C L A R K
Mit gekonnten Bewegungen hole ich zwei Bier aus der Kühlschublade und stelle sie vor Tracy und Luke, die mir dankbar zunicken und ihr Gespräch weiterführen. Gleichzeitig beobachte ich den Neuzugang, die nachdenklich in ihr Glas starrt und irgendwie verloren aussieht. Sie schwenkt es hin und her, anstatt daraus zu trinken.
Ich konnte bisher nie verstehen, wie es für die Geister möglich ist, all diese Gegenstände berühren zu können, jedoch keinen Menschen. Niemand wollte mir dieses Geheimnis bisher verraten. Egal, wie viele Male ich danach gefragt haben. Vielleicht wissen sie es selbst nicht einmal.
Tief seufzt sie auf und lässt ihre Schultern hängen. Die anfängliche Überraschung, die sie verspürt hat, sobald sie hereingekommen ist, ist nirgendwo zu sehen. Der Drang, mit ihr darüber zu reden wird immer stärker, jedoch versuche ich dagegen anzukämpfen. Ich weiß, dass es am besten ist, wenn sie von selbst zu mir kommen, da sie sich sonst in die Enge getrieben fühlen.
Ganz am Anfang ist mir dieser Fehler passiert. Meine Bar hat einiges abbekommen, weshalb ich diese Regeln aufstellen musste. Auf eine solche Katastrophe würde ich gerne verzichten.

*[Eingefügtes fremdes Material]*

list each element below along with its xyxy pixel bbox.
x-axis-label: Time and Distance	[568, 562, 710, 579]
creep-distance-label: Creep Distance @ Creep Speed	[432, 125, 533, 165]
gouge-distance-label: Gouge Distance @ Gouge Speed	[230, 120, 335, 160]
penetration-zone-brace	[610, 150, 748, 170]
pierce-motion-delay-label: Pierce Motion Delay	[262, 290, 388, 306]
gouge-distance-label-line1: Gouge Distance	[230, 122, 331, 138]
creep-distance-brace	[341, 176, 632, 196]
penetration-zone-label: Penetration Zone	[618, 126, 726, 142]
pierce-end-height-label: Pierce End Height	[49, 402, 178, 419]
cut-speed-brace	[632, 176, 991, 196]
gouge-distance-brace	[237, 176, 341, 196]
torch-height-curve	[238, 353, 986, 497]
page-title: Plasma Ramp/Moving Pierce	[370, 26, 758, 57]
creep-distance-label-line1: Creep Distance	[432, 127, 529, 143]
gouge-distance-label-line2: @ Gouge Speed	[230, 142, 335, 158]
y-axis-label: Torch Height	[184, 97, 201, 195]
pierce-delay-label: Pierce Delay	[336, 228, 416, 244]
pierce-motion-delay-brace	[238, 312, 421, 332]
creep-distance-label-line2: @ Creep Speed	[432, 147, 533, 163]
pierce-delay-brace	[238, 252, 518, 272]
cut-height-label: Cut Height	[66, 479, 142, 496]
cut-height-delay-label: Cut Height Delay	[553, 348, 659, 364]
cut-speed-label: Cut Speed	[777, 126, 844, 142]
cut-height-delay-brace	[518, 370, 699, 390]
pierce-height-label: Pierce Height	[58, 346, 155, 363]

»Ich glaube, es ist an der Zeit, mich zu verabschieden.«
Tony schiebt sich in mein Blickfeld und sieht mich aus traurigen Augen an, während sich seine Lippen zu einem Lächeln formen.

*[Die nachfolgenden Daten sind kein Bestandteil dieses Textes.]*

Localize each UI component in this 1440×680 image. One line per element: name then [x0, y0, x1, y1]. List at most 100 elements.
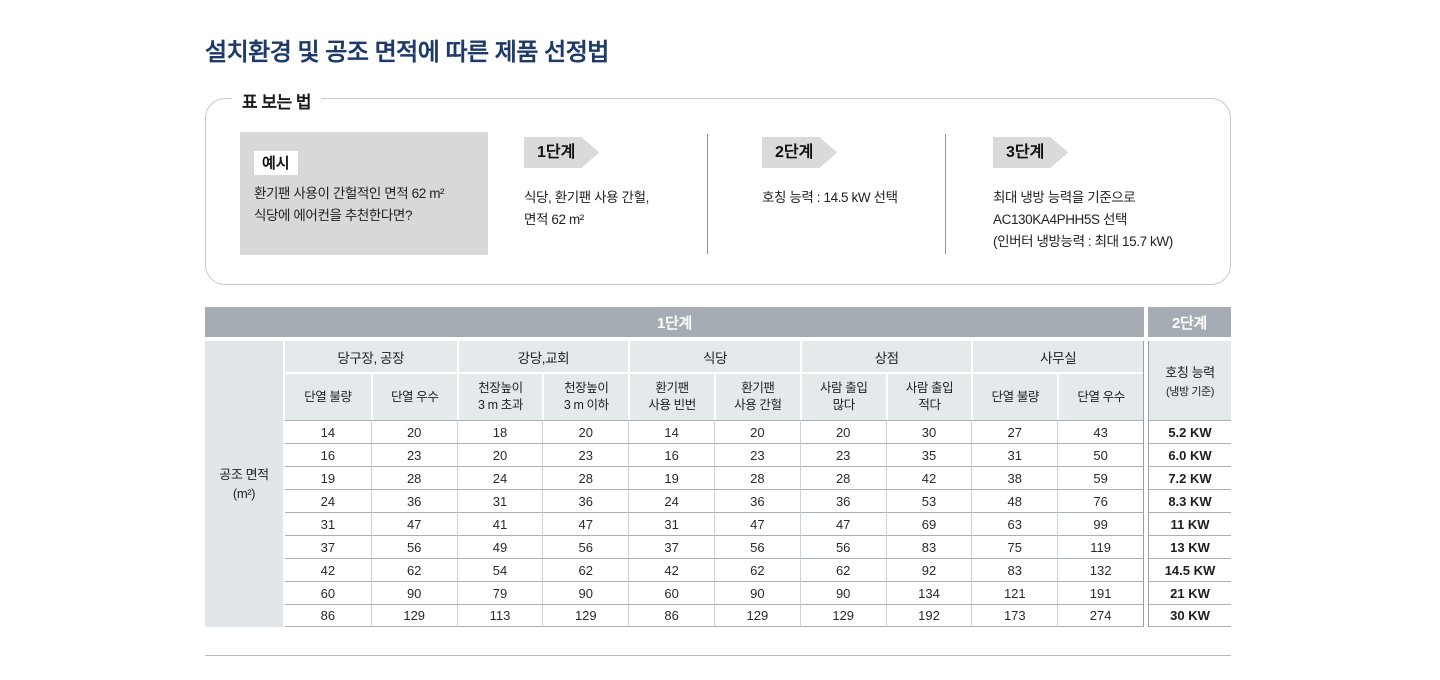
- cell-r8-c5: 60: [628, 581, 714, 604]
- cell-r6-c10: 119: [1057, 535, 1143, 558]
- row-header-line1: 공조 면적: [219, 466, 269, 482]
- cell-r5-c8: 69: [885, 512, 972, 535]
- cell-r7-c9: 83: [971, 558, 1058, 581]
- cell-r1-c2: 20: [370, 420, 457, 443]
- capacity-r7: 14.5 KW: [1149, 558, 1231, 581]
- capacity-r4: 8.3 KW: [1149, 489, 1231, 512]
- capacity-r2: 6.0 KW: [1149, 443, 1231, 466]
- cell-r4-c4: 36: [542, 489, 629, 512]
- cell-r4-c2: 36: [370, 489, 457, 512]
- cell-r2-c2: 23: [370, 443, 457, 466]
- cell-r6-c7: 56: [799, 535, 886, 558]
- sub-header-10: 단열 우수: [1057, 374, 1143, 420]
- cell-r3-c5: 19: [628, 466, 714, 489]
- cell-r3-c6: 28: [714, 466, 800, 489]
- cell-r4-c1: 24: [285, 489, 371, 512]
- example-badge: 예시: [254, 151, 298, 175]
- sub-header-3: 천장높이 3 m 초과: [456, 374, 543, 420]
- cell-r6-c4: 56: [542, 535, 629, 558]
- cell-r2-c4: 23: [542, 443, 629, 466]
- cell-r8-c1: 60: [285, 581, 371, 604]
- group-header-1: 당구장, 공장: [285, 341, 457, 374]
- capacity-r8: 21 KW: [1149, 581, 1231, 604]
- step1-banner: 1단계: [205, 307, 1144, 337]
- cell-r2-c1: 16: [285, 443, 371, 466]
- cell-r3-c1: 19: [285, 466, 371, 489]
- capacity-header: 호칭 능력 (냉방 기준): [1149, 341, 1231, 420]
- table-main-grid: 공조 면적 (m²) 당구장, 공장 강당,교회 식당 상점 사무실 단열 불량 단열 우수…: [205, 341, 1144, 627]
- cell-r7-c3: 54: [456, 558, 543, 581]
- cell-r6-c6: 56: [714, 535, 800, 558]
- cell-r1-c3: 18: [456, 420, 543, 443]
- capacity-column: 호칭 능력 (냉방 기준) 5.2 KW 6.0 KW 7.2 KW 8.3 KW 11…: [1148, 341, 1231, 627]
- cell-r3-c7: 28: [799, 466, 886, 489]
- cell-r1-c7: 20: [799, 420, 886, 443]
- cell-r2-c5: 16: [628, 443, 714, 466]
- cell-r1-c6: 20: [714, 420, 800, 443]
- sub-header-4: 천장높이 3 m 이하: [542, 374, 629, 420]
- step-3: 3단계 최대 냉방 능력을 기준으로 AC130KA4PHH5S 선택 (인버터…: [993, 137, 1231, 253]
- capacity-r1: 5.2 KW: [1149, 420, 1231, 443]
- cell-r9-c7: 129: [799, 604, 886, 627]
- cell-r7-c6: 62: [714, 558, 800, 581]
- cell-r5-c2: 47: [370, 512, 457, 535]
- cell-r6-c3: 49: [456, 535, 543, 558]
- bottom-divider: [205, 655, 1231, 656]
- cell-r5-c9: 63: [971, 512, 1058, 535]
- cell-r4-c10: 76: [1057, 489, 1143, 512]
- cell-r7-c8: 92: [885, 558, 972, 581]
- step-1-badge: 1단계: [524, 137, 599, 168]
- capacity-header-line1: 호칭 능력: [1165, 365, 1215, 380]
- cell-r2-c6: 23: [714, 443, 800, 466]
- cell-r9-c8: 192: [885, 604, 972, 627]
- step-divider-1: [707, 134, 708, 254]
- cell-r8-c7: 90: [799, 581, 886, 604]
- guide-box: 표 보는 법 예시 환기팬 사용이 간헐적인 면적 62 m² 식당에 에어컨을…: [205, 88, 1231, 285]
- cell-r3-c8: 42: [885, 466, 972, 489]
- row-header-area: 공조 면적 (m²): [205, 341, 285, 627]
- cell-r1-c10: 43: [1057, 420, 1143, 443]
- cell-r7-c2: 62: [370, 558, 457, 581]
- cell-r2-c9: 31: [971, 443, 1058, 466]
- cell-r2-c10: 50: [1057, 443, 1143, 466]
- cell-r3-c9: 38: [971, 466, 1058, 489]
- example-panel: 예시 환기팬 사용이 간헐적인 면적 62 m² 식당에 에어컨을 추천한다면?: [240, 132, 488, 255]
- group-header-4: 상점: [799, 341, 972, 374]
- capacity-r5: 11 KW: [1149, 512, 1231, 535]
- cell-r8-c2: 90: [370, 581, 457, 604]
- cell-r1-c5: 14: [628, 420, 714, 443]
- cell-r7-c1: 42: [285, 558, 371, 581]
- cell-r5-c1: 31: [285, 512, 371, 535]
- group-header-2: 강당,교회: [456, 341, 629, 374]
- cell-r4-c9: 48: [971, 489, 1058, 512]
- step-1: 1단계 식당, 환기팬 사용 간헐, 면적 62 m²: [524, 137, 704, 231]
- cell-r1-c4: 20: [542, 420, 629, 443]
- table-step1-section: 1단계 공조 면적 (m²) 당구장, 공장 강당,교회 식당 상점 사무실 단열 불량 단…: [205, 307, 1144, 627]
- table-step2-section: 2단계 호칭 능력 (냉방 기준) 5.2 KW 6.0 KW 7.2 KW 8.3 …: [1148, 307, 1231, 627]
- cell-r6-c8: 83: [885, 535, 972, 558]
- cell-r1-c8: 30: [885, 420, 972, 443]
- sub-header-9: 단열 불량: [971, 374, 1058, 420]
- cell-r4-c6: 36: [714, 489, 800, 512]
- cell-r7-c7: 62: [799, 558, 886, 581]
- cell-r7-c4: 62: [542, 558, 629, 581]
- step-3-badge: 3단계: [993, 137, 1068, 168]
- cell-r5-c7: 47: [799, 512, 886, 535]
- cell-r5-c4: 47: [542, 512, 629, 535]
- page-title: 설치환경 및 공조 면적에 따른 제품 선정법: [205, 39, 609, 66]
- cell-r4-c7: 36: [799, 489, 886, 512]
- sub-header-5: 환기팬 사용 빈번: [628, 374, 714, 420]
- cell-r7-c10: 132: [1057, 558, 1143, 581]
- cell-r9-c3: 113: [456, 604, 543, 627]
- selection-table: 1단계 공조 면적 (m²) 당구장, 공장 강당,교회 식당 상점 사무실 단열 불량 단…: [205, 307, 1231, 627]
- step-divider-2: [945, 134, 946, 254]
- cell-r9-c9: 173: [971, 604, 1058, 627]
- step-3-text: 최대 냉방 능력을 기준으로 AC130KA4PHH5S 선택 (인버터 냉방능…: [993, 190, 1173, 249]
- cell-r6-c2: 56: [370, 535, 457, 558]
- cell-r8-c4: 90: [542, 581, 629, 604]
- capacity-r9: 30 KW: [1149, 604, 1231, 627]
- cell-r2-c3: 20: [456, 443, 543, 466]
- cell-r6-c9: 75: [971, 535, 1058, 558]
- cell-r2-c7: 23: [799, 443, 886, 466]
- sub-header-6: 환기팬 사용 간헐: [714, 374, 800, 420]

»Glaube ich auch, Kumpel«, erwidere ich darauf.
Ich freue mich für ihn, dass er endlich diese Welt verlassen kann und den Frieden finden wird, den er verdient. Diese Abschiede sind trotzdem nicht einfach, da ich mich an ihr Dasein gewöhne und ihre Gesellschaft schätze.
Er streckt mir die Hand hin. »Auch wenn wir uns nicht berühren können, wäre es doch schön, wir würden uns wie normale Menschen Lebewohl sagen.«
Zweifelnd ziehe ich meine Augenbrauen zusammen, bevor ich meine Hand ebenfalls ausstrecke. In der Sekunde, als er mich berühren soll, kribbelt meine Handfläche leicht. Es fühlt sich so an, als wäre sie eingeschlafen, bis plötzlich seine Finger durch meine Hand hindurch fliegen und der Moment vorbei ist.
»Danke dir für alles, Clark. Ohne dich, wäre ich durchgedreht.«
Kopfschüttelnd winke ich ab. »Willst du ein Geheimnis wissen, bevor du gehst?«
Neugierig funkeln seine Augen auf, nachdem er mir wie ein kleiner Schuljunge zunickt. Ich fand seine Neugier am Anfang nervig, weil er nicht aufgehört hat, mich über mein Leben auszufragen.
»Du warst mein Lieblingsgeist.« Warnend hebe ich meinen Finger. »Benimm dich auf der anderen Seite, Tony«, fahre ich noch zwinkernd fort und lache leise auf.
Lachend salutiert mein Kumpel, bevor er sich umdreht und eine Bewegung nachahmt, als würde er eine Tür öffnen. Den Durchgang zur anderen Seite. Sein Körper beginnt zu schimmern, verblasst mit jeder Sekunde mehr, bis er sich langsam auflöst und wir durch ihn sehen können. Ein entspannter Ausdruck kann ich auf seinem Gesicht erkennen, der mich lächeln lässt, ehe er einen Wimpernschlag später verschwunden ist.
Einen Moment ist es still in meiner Bar. Niemand wagt es einen Mucks von sich zu geben. Es ist jedes Mal ein besonderer Moment für sie alle.
»Woah! Was war das denn?«
Niemand außer Cassidy, die mit großen Augen auf den Punkt starrt, wo sich vor einigen Minuten noch Tony befunden hat.
»Das war richtig cool! Wie ein Zaubertrick oder so«, plappert sie weiter, sodass alle wieder ihre Gespräche aufnehmen und der Lärm zurückkehrt.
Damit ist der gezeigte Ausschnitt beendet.